Paulo Pedro Petry, engenheiro eletricista e catedrático da Escola de Engenharia desde 1958, esteve ligado ao IF desde seu antecessor, o CPF[1], período em que trabalhou com Gerard Hepp, engenheiro da Philips de renomada competência. Mesmo assim, conclui-se da entrevista que no imaginário do professor Petry, o CPF é apenas superficialmente lembrado. Por exemplo, alguns eventos que ele relata e se refere ao IF, trata-se na verdade de eventos ocorridos no CPF. Sob sua coordenação, a divisão de eletrônica chegou a ter 30 bolsistas de engenharia, com recursos da COSUPI. Isso foi no CPF, e não no IF, como o professor afirma. Em vários momentos da entrevista, o professor Petry faz referência a dois de seus mestres.
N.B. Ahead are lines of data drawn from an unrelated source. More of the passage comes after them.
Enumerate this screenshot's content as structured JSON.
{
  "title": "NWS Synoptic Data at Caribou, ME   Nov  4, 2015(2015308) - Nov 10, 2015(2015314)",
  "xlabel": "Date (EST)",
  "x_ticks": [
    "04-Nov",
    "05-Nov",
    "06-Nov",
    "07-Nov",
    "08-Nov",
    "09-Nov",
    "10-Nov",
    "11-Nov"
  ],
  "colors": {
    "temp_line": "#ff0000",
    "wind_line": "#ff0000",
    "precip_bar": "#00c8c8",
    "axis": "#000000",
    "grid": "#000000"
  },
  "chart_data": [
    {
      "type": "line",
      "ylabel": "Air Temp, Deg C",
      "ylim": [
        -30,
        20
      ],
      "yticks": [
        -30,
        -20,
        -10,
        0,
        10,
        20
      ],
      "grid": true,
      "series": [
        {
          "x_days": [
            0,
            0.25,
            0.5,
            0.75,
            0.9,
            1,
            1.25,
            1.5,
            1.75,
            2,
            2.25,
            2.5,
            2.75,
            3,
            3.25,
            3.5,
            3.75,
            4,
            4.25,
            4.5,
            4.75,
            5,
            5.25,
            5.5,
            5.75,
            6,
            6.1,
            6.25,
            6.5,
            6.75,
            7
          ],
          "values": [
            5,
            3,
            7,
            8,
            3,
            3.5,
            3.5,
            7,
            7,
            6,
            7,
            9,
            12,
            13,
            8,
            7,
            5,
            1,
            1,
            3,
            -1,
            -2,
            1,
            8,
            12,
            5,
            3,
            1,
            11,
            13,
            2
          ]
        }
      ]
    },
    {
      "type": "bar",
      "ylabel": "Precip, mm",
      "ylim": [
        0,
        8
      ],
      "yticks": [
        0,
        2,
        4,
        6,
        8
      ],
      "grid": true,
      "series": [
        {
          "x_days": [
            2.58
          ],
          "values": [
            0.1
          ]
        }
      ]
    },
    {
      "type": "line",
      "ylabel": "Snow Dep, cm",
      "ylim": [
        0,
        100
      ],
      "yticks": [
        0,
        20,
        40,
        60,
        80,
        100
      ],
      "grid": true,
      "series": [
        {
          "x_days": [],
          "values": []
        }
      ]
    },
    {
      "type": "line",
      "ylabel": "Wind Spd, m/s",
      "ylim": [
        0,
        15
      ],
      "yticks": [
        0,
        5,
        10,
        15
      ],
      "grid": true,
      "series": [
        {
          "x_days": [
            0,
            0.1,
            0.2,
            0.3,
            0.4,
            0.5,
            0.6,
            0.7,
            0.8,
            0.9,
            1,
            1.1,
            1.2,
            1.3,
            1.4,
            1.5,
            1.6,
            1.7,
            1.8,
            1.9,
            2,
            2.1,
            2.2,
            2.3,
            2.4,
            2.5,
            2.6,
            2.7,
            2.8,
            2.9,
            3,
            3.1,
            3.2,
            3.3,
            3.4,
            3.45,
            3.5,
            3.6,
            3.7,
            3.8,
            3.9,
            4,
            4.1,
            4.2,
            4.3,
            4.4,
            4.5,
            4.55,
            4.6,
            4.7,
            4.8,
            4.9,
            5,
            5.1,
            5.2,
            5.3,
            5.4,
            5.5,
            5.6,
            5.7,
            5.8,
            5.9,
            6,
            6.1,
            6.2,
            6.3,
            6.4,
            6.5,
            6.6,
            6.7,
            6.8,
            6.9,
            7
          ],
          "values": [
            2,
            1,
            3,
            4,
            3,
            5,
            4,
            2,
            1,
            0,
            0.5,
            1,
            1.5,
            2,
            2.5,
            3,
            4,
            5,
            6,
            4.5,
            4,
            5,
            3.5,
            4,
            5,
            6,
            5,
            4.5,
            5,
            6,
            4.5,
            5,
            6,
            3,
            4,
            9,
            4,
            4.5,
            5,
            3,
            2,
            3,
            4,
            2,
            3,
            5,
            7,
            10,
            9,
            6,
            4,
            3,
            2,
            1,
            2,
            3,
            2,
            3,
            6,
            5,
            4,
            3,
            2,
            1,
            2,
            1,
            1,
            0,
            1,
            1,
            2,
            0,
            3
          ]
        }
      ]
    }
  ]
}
O primeiro deles, antes de ele ir trabalhar no CPF, foi o engenheiro Antônio Goetze, com quem Petry montou o transmissor de 2 quilowatts para a rádio da UFRGS, em 1952. O outro foi Gerard Hepp, que teve papel essencial no desenvolvimento do CPF[1].
Fernando Cláudio Zawislak, foi o primeiro doutor em física experimental da UFRGS, tendo defendido sua tese, sob orientação de John D. Rogers, em 1967. Assim como o professor Marcus Guenter Zwanziger, que em seu capítulo do livro sobre os 50 anos do IF faz uma justa e tocante homenagem ao professor Rogers (p. 136)[2], o professor Fernando Zawislak atribui a esse notável professor papel fundamental no desenvolvimento da física experimental no IF-UFRGS. Infelizmente ele ficou pouco tempo no instituto. Chegou em 1964 e transferiu-se para a Unicamp em 1975. Nesse período, orientou 14 dissertações de mestrado e 6 teses de doutorado. Ou seja, Rogers participou da formação de toda a primeira geração de físicos experimentais do IF-UFRGS.
O professor Fernando faz uma justa referência à biblioteca do instituto, coisa que deixamos de fazer em trabalhos anteriores. Esse é o momento de corrigir nossa falha. Desde o CPF, Gerhard e Darcy dedicavam especial atenção à formação da biblioteca. O instituto se desenvolveu com o princípio de que a primeira porção de qualquer verba tinha que se destinar à aquisição de livros e periódicos. Nos anos 1970, a biblioteca do IF-UFRGS tinha um dos maiores acervos no país, do mesmo nível dos acervos do CBPF e do IF-USP. Havia uma prática administrativa que foi tolerada pelas bibliotecárias do instituto, mas que tinha alguma objeção de bibliotecárias de outras bibliotecas, ou seja, a biblioteca era coordenada por um professor da física teórica e outro da física experimental. A bibliotecária-chefe era subordinada a essa coordenação. A bibliotecária Zuleika Berto, que hoje é funcionária emérita da UFRGS, foi a zeladora desse verdadeiro tesouro desde 1965. Mesmo depois de sua aposentadoria, continuou na biblioteca, como funcionária convidada, onde permanece até hoje. Em 2015, suas colegas de trabalho, Cleusa Pavan e Rosa Mesquita organizaram um livro em sua homenagem[7]. No capítulo que escrevi para o livro, fiz uma breve descrição da sala de periódicos e sua impecável organização nos anos 1970. Nas fotografias abaixo, pode-se ver a evolução do espaço físico ocupado pela biblioteca quando o instituto se mudou do campus central para o Campus do Vale.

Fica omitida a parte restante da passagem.